5 Conclusions and Future Work

In this paper we considered the scenario in which domain analysts and scientists are interested in obtaining answers to temporal queries formulated in terms of the given time-agnostic RDFS domain ontology, in the presence of temporal information in relational data sources and of source-to-target (s-t) rules for mapping domain information between the sources and the target ontology. We presented our declarative domain-independent algorithmic approach to addressing the temporal-enrichment and query-answering problems in this scenario. In our report on the approach, we described the algorithms and their implementation, and presented our experimental results for two application domains.

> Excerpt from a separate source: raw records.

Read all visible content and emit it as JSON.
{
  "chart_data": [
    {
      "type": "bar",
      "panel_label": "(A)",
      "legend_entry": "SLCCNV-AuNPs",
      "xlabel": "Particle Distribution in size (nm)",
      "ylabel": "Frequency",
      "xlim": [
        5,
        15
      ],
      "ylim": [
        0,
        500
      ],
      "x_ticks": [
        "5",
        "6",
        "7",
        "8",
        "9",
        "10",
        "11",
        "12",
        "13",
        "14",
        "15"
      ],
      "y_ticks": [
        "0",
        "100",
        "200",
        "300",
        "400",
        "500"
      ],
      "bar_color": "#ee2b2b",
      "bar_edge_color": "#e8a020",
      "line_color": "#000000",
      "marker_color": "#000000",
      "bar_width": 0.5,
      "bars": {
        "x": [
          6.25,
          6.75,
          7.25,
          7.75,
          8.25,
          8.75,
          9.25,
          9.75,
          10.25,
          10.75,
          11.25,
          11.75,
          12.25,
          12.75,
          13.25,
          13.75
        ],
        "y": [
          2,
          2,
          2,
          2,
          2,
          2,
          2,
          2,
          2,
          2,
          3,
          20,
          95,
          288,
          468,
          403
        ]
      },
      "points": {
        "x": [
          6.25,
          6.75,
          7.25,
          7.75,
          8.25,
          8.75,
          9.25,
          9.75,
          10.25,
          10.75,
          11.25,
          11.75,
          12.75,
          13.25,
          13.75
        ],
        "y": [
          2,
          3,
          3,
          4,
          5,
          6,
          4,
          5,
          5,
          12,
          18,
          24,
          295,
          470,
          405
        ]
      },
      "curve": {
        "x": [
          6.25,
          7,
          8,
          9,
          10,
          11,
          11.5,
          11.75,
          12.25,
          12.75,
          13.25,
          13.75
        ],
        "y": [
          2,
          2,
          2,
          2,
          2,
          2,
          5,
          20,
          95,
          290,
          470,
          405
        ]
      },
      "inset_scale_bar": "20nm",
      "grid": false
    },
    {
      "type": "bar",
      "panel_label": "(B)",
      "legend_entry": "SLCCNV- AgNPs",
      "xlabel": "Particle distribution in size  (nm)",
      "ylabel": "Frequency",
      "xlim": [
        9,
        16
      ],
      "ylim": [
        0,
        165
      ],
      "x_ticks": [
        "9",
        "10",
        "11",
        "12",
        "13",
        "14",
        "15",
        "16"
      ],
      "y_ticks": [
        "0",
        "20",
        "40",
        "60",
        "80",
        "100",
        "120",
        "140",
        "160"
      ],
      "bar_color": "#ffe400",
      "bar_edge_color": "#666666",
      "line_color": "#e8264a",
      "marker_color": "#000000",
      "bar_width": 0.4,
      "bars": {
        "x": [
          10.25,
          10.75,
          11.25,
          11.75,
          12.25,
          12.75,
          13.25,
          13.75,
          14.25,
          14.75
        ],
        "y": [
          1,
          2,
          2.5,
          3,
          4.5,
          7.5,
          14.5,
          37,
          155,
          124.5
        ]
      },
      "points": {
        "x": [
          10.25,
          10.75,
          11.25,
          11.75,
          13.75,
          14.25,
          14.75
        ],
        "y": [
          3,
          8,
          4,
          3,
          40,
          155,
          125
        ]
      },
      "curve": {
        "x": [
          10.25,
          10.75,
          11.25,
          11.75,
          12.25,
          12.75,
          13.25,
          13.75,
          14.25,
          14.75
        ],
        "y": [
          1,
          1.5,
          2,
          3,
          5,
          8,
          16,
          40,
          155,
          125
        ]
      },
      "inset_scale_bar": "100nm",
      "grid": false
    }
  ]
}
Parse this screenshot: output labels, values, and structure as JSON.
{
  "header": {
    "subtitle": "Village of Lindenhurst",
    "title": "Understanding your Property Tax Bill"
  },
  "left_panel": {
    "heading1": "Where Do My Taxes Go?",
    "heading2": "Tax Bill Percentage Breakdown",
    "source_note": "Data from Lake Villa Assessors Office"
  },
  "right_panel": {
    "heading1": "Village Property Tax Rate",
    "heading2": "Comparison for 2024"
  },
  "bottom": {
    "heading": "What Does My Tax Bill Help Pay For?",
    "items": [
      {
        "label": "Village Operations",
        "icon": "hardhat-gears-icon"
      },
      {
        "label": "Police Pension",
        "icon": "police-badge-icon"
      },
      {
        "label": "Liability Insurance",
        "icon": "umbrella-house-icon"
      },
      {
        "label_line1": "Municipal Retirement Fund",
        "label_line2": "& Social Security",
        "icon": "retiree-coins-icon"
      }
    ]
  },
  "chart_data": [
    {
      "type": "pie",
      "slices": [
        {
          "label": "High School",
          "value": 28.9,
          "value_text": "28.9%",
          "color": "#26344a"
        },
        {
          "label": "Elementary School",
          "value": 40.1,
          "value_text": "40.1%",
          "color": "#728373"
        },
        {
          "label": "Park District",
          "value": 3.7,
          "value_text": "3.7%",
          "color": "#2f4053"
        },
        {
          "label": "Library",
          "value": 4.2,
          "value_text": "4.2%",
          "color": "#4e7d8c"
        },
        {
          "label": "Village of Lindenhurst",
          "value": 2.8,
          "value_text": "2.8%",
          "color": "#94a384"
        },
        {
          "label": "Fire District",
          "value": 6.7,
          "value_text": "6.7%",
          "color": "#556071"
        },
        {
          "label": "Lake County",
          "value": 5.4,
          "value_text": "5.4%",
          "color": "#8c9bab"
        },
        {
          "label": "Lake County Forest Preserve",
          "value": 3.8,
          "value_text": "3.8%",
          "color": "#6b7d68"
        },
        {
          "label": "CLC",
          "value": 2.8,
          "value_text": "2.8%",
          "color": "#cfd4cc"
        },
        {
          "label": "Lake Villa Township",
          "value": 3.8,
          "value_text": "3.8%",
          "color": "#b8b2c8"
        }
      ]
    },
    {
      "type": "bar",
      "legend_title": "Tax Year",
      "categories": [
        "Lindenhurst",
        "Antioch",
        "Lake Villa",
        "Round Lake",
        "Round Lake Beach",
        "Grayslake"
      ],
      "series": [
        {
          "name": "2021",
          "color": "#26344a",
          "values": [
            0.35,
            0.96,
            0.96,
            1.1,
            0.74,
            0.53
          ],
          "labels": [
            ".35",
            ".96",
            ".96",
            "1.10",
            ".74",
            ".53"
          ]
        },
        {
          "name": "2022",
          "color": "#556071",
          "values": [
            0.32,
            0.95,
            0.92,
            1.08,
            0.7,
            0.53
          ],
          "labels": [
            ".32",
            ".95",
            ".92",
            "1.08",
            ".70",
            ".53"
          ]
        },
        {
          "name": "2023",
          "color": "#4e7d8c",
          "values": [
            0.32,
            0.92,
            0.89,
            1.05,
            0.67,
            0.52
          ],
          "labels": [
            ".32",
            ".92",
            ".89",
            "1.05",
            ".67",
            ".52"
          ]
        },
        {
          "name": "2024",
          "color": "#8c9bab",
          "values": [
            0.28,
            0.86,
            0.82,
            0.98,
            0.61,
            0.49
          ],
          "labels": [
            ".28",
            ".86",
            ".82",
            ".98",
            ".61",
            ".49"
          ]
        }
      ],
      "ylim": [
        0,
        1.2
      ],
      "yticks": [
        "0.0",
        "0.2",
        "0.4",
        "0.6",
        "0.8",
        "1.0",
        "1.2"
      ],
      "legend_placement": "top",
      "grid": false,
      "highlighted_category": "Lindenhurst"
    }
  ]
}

Providing formal proofs of correctness of our proposed approach is an immediate direction of future work. Other directions of future formal and practical work on the topics discussed in this paper include incorporation into the framework of richer ontology formalisms such as OWL, as well as of data-exchange dependencies that are more expressive in their temporal aspect than those of [12]. Another promising direction of research lies in designing and developing user interfaces that would make it easier for domain scientists that are not computer experts to query their temporal data in terms of domain ontologies.